2008 Hurricanes: The effects of the embargo became particularly acute in the wake of last year's hurricanes that battered the island. In September 2008, Hurricane Ike alone destroyed 500,000 homes and left 2.5 million Cubans without shelter. Altogether, a series of hurricanes and tropical storms flooded farms and devastated small towns, destroying crops and livelihoods. Because of the U.S. embargo and travel ban, Cuban Americans were severely restricted in their ability to send aid to their relatives or to travel there to help rebuild.

Church Situation: Cuba still places significant and unacceptable restrictions on the Church's freedom in education, mass communications, and receiving pastoral agents from abroad.

From February 20 – 26, 2008, a decade after Pope John Paul II's historic trip to Cuba, Vatican Secretary of State, Cardinal Tarcisio Bertone, visited Cuba to help strengthen the faith of the Cuban people and help improve Church-State relations. The Cardinal met with church leaders, Cuban government officials, and the nation's president, Raúl Castro. This trip was well received by many parties in Cuba. Most recently, Raúl Castro attended the beatification of Cuban-born friar Brother José Ollalo Valdés O.H. in November 2008.

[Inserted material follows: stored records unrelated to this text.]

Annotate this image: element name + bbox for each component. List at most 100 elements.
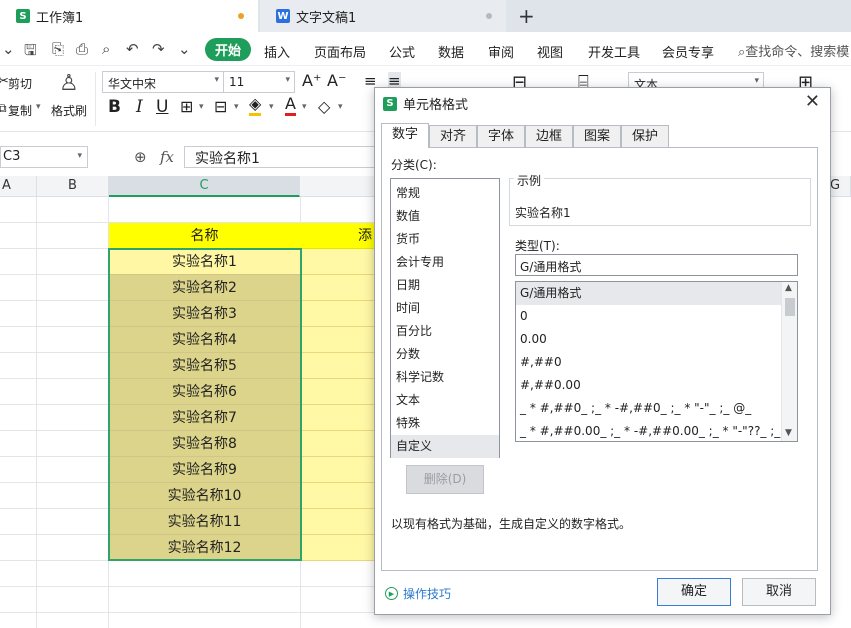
tab-member[interactable]: 会员专享	[662, 42, 714, 61]
scroll-up-icon[interactable]: ▲	[785, 283, 792, 293]
fx-icon[interactable]: fx	[160, 148, 174, 166]
new-tab-plus-icon[interactable]: +	[518, 4, 535, 28]
data-cell-d[interactable]	[300, 249, 380, 275]
tab-alignment[interactable]: 对齐	[429, 125, 477, 148]
italic-icon[interactable]: I	[136, 97, 143, 117]
data-cell[interactable]: 实验名称5	[109, 353, 300, 379]
data-cell[interactable]: 实验名称9	[109, 457, 300, 483]
delete-button[interactable]: 删除(D)	[406, 465, 484, 494]
tab-insert[interactable]: 插入	[264, 42, 290, 61]
format-painter-icon[interactable]: ♙	[59, 71, 79, 96]
redo-icon[interactable]: ↷	[152, 40, 165, 58]
tab-developer[interactable]: 开发工具	[588, 42, 640, 61]
export-icon[interactable]: ⎘	[52, 40, 64, 58]
category-item[interactable]: 百分比	[391, 320, 499, 343]
category-item[interactable]: 会计专用	[391, 251, 499, 274]
data-cell[interactable]: 实验名称11	[109, 509, 300, 535]
category-item[interactable]: 货币	[391, 228, 499, 251]
tab-view[interactable]: 视图	[537, 42, 563, 61]
category-item[interactable]: 特殊	[391, 412, 499, 435]
tips-link[interactable]: ▶ 操作技巧	[385, 585, 451, 602]
print-preview-icon[interactable]: ⌕	[102, 40, 110, 58]
category-item[interactable]: 文本	[391, 389, 499, 412]
decrease-font-icon[interactable]: A⁻	[327, 71, 346, 90]
cancel-button[interactable]: 取消	[742, 578, 816, 606]
chevron-down-icon[interactable]: ▾	[199, 102, 204, 112]
cell-style-icon[interactable]: ⊟	[214, 97, 227, 116]
column-header-a[interactable]: A	[0, 176, 37, 197]
data-cell[interactable]: 实验名称8	[109, 431, 300, 457]
copy-button[interactable]: 复制	[8, 102, 32, 119]
copy-icon[interactable]: ⧉	[0, 101, 7, 116]
column-header-b[interactable]: B	[37, 176, 109, 197]
tab-data[interactable]: 数据	[438, 42, 464, 61]
data-cell-d[interactable]	[300, 275, 380, 301]
chevron-down-icon[interactable]: ▾	[302, 102, 307, 112]
category-item[interactable]: 数值	[391, 205, 499, 228]
category-item[interactable]: 常规	[391, 182, 499, 205]
undo-icon[interactable]: ↶	[126, 40, 139, 58]
format-code-item[interactable]: #,##0	[516, 351, 782, 374]
data-cell-d[interactable]	[300, 535, 380, 561]
fill-color-icon[interactable]: ◈	[249, 95, 262, 116]
header-cell-name[interactable]: 名称	[109, 223, 300, 249]
tab-number[interactable]: 数字	[381, 123, 429, 148]
tab-protection[interactable]: 保护	[621, 125, 669, 148]
data-cell-d[interactable]	[300, 353, 380, 379]
save-icon[interactable]: 🖫	[24, 40, 37, 65]
copy-dropdown-icon[interactable]: ▾	[36, 102, 41, 112]
eraser-icon[interactable]: ◇	[318, 97, 330, 116]
tab-border[interactable]: 边框	[525, 125, 573, 148]
category-item[interactable]: 时间	[391, 297, 499, 320]
tab-home[interactable]: 开始	[205, 38, 252, 61]
data-cell-d[interactable]	[300, 301, 380, 327]
format-code-item[interactable]: 0	[516, 305, 782, 328]
chevron-down-icon[interactable]: ▾	[338, 102, 343, 112]
tab-font[interactable]: 字体	[477, 125, 525, 148]
scrollbar-thumb[interactable]	[785, 298, 795, 316]
font-color-icon[interactable]: A	[285, 95, 296, 116]
category-item[interactable]: 科学记数	[391, 366, 499, 389]
data-cell-d[interactable]	[300, 405, 380, 431]
chevron-down-icon[interactable]: ▾	[269, 102, 274, 112]
customize-chevron-icon[interactable]: ⌄	[178, 40, 191, 58]
column-header-c[interactable]: C	[109, 176, 300, 197]
format-code-item[interactable]: #,##0.00	[516, 374, 782, 397]
data-cell[interactable]: 实验名称1	[109, 249, 300, 275]
data-cell[interactable]: 实验名称10	[109, 483, 300, 509]
format-code-item[interactable]: _ * #,##0.00_ ;_ * -#,##0.00_ ;_ * "-"??…	[516, 420, 782, 441]
formula-input[interactable]: 实验名称1	[184, 146, 384, 168]
format-painter-button[interactable]: 格式刷	[51, 102, 87, 119]
border-icon[interactable]: ⊞	[180, 97, 193, 116]
format-code-item[interactable]: G/通用格式	[516, 282, 782, 305]
type-input[interactable]: G/通用格式	[515, 254, 798, 276]
menu-chevron-icon[interactable]: ⌄	[2, 40, 15, 58]
print-icon[interactable]: ⎙	[76, 40, 88, 58]
font-name-select[interactable]: 华文中宋 ▾	[102, 71, 224, 93]
chevron-down-icon[interactable]: ▾	[234, 102, 239, 112]
data-cell[interactable]: 实验名称2	[109, 275, 300, 301]
data-cell[interactable]: 实验名称12	[109, 535, 300, 561]
data-cell-d[interactable]	[300, 483, 380, 509]
data-cell-d[interactable]	[300, 379, 380, 405]
data-cell[interactable]: 实验名称4	[109, 327, 300, 353]
tab-review[interactable]: 审阅	[488, 42, 514, 61]
category-item[interactable]: 分数	[391, 343, 499, 366]
data-cell[interactable]: 实验名称3	[109, 301, 300, 327]
data-cell[interactable]: 实验名称6	[109, 379, 300, 405]
data-cell-d[interactable]	[300, 431, 380, 457]
font-size-select[interactable]: 11 ▾	[223, 71, 295, 93]
command-search[interactable]: ⌕查找命令、搜索模	[738, 41, 849, 60]
data-cell-d[interactable]	[300, 457, 380, 483]
format-list-scrollbar[interactable]: ▲ ▼	[781, 282, 797, 441]
tab-pattern[interactable]: 图案	[573, 125, 621, 148]
tab-workbook[interactable]: S 工作簿1	[0, 0, 258, 32]
category-item[interactable]: 日期	[391, 274, 499, 297]
format-code-item[interactable]: 0.00	[516, 328, 782, 351]
zoom-icon[interactable]: ⊕	[134, 148, 147, 166]
data-cell-d[interactable]	[300, 509, 380, 535]
cut-button[interactable]: 剪切	[8, 75, 32, 92]
tab-page-layout[interactable]: 页面布局	[314, 42, 366, 61]
underline-icon[interactable]: U	[156, 97, 168, 117]
category-item-custom[interactable]: 自定义	[391, 435, 499, 458]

The Holy See, the Cuban Bishops and the USCCB have strongly denounced the Cuban crackdown on peaceful dissent and the unwarranted use of the death penalty. USCCB continues to stand with the Church in Cuba in defending full religious liberty and opposing governmental intrusions into and restrictions on ecclesial life. Along with the Cuba bishops, USCCB believes engagement with Cuba will do more than the current policy to promote respect for human rights. USCCB's basic message over the years has emphasized:

  • The principal effect of the U.S. embargo has been to strengthen government control, providing the basis for excuses and denunciations of the U.S.
  • Dollar-laden tourists and the party faithful in Cuba live well enough, but most Cubans are poor and they suffer real and constant deprivation of both food and other human needs.
  • The Church in Cuba is strongly opposed to the U.S. embargo, as are most political dissidents.

USCCB is well aware of the many limitations on the freedom of the Church and other parts of civil society in Cuba, of the routine violations of human rights, and limitations on freedom of speech and assembly. However, many decades of U.S. imposed isolation have not had any discernible impact on the current regime. As was the case before the fall of the Berlin Wall, engagement and cultural exchange can be agents of change, not isolation.


USCCB urges Congress to support the H.R. 874, Freedom to Travel to Cuba Act, which would end the travel limitations on visits to Cuba by all Americans. We also support an eventual end to an economic embargo that is morally unacceptable and politically counterproductive. The goals of improving the lot of the Cuban people and encouraging the democratization of the governance of Cuba are best accomplished through greater, rather than less, contact between the Cuban and American people.